1. Social and Emotional Skills and Exclusionary Discipline. Research Brief for the Houston Independent School District [Brief 3B]
- Author
-
Rice University, Houston Education Research Consortium (HERC), Houston Independent School District, Yin, Ming, Szabo, Julia, and Baumgartner, Erin
- Abstract
The Study of Social and Emotional Skills (SSES) is an international effort led by the Organization for Economic Co-operation and Development (OECD) with Houston Independent School District (HISD) serving as the only U.S. site. Over 3,000 15-year-old students from 45 HISD campuses participated in SSES in the fall of 2019. Social and emotional (SE) skills refer to the process by which children acquire and effectively apply the knowledge, attitudes, and skills necessary to understand and manage emotions, set and achieve positive goals, feel and show empathy for others, establish and maintain positive relationships, and make responsible decisions (OECD 2015). SE skills can lead to improved outcomes in education, employment, health, and well-being (Kankaraš and Suarez-Alvarez 2019). This brief examines whether and how social and emotional skills were connected to students' experiences of exclusionary discipline.
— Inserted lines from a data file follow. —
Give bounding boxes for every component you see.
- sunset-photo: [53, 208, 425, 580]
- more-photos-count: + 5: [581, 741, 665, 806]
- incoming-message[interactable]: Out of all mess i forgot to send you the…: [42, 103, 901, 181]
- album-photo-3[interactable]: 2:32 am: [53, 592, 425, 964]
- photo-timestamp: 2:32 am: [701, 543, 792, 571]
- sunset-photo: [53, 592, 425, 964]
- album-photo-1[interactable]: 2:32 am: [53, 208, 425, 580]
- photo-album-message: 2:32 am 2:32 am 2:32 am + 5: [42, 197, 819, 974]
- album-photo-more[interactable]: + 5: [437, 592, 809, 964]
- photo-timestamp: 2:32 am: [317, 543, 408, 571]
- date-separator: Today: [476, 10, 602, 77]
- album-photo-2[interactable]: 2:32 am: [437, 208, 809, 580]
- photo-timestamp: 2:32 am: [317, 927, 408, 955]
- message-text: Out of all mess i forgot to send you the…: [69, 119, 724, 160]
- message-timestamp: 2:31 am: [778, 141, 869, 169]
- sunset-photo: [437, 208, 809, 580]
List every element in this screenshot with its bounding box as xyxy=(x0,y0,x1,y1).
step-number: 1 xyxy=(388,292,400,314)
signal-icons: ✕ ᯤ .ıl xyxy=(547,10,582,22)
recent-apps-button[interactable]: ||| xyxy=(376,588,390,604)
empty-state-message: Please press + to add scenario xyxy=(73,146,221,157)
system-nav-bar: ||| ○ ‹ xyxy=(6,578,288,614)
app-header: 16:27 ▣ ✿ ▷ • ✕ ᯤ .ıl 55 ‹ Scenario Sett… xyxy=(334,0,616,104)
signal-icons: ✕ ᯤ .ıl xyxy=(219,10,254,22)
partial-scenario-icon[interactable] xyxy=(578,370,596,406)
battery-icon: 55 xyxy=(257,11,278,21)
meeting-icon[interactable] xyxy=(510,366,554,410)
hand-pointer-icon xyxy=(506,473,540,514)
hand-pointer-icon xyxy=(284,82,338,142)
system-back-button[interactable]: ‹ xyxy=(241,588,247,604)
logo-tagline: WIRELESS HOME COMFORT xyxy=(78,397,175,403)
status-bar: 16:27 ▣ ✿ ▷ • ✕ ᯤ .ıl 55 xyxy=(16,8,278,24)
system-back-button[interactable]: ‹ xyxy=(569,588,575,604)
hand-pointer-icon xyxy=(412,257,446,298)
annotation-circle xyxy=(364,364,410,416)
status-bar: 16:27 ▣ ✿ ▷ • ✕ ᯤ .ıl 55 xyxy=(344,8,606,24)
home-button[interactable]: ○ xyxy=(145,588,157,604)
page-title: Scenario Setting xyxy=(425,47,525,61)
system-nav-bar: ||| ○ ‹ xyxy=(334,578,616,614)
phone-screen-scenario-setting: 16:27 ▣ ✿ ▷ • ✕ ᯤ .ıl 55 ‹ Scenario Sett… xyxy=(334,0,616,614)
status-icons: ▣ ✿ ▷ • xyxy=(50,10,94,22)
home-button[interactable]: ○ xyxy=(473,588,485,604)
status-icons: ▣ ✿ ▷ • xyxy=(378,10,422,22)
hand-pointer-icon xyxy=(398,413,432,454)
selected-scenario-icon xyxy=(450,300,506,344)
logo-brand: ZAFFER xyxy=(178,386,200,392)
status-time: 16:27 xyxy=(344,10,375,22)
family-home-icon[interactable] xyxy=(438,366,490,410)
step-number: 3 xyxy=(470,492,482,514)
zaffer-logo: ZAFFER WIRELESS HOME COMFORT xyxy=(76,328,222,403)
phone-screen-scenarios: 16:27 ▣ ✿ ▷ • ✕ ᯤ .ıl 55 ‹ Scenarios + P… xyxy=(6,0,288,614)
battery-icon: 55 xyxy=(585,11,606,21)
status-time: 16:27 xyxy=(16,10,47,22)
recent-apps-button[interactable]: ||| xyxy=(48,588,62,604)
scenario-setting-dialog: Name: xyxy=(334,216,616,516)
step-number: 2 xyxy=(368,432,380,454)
Exclusionary discipline, or disciplinary actions that remove students from a traditional classroom, included in-school suspension, out of school suspension, and referral to an alternative education program. Among the sampled students under study, 15-year-old Black and Hispanic students disproportionally experienced exclusionary discipline. Therefore, this brief focused on these student groups. It was found that students who self-reported higher levels of self-control or persistence were less likely to experience exclusionary discipline, whereas students who self-reported higher levels of assertiveness were more likely to experience exclusionary discipline. [For Brief 3A in this series, see ED626835.]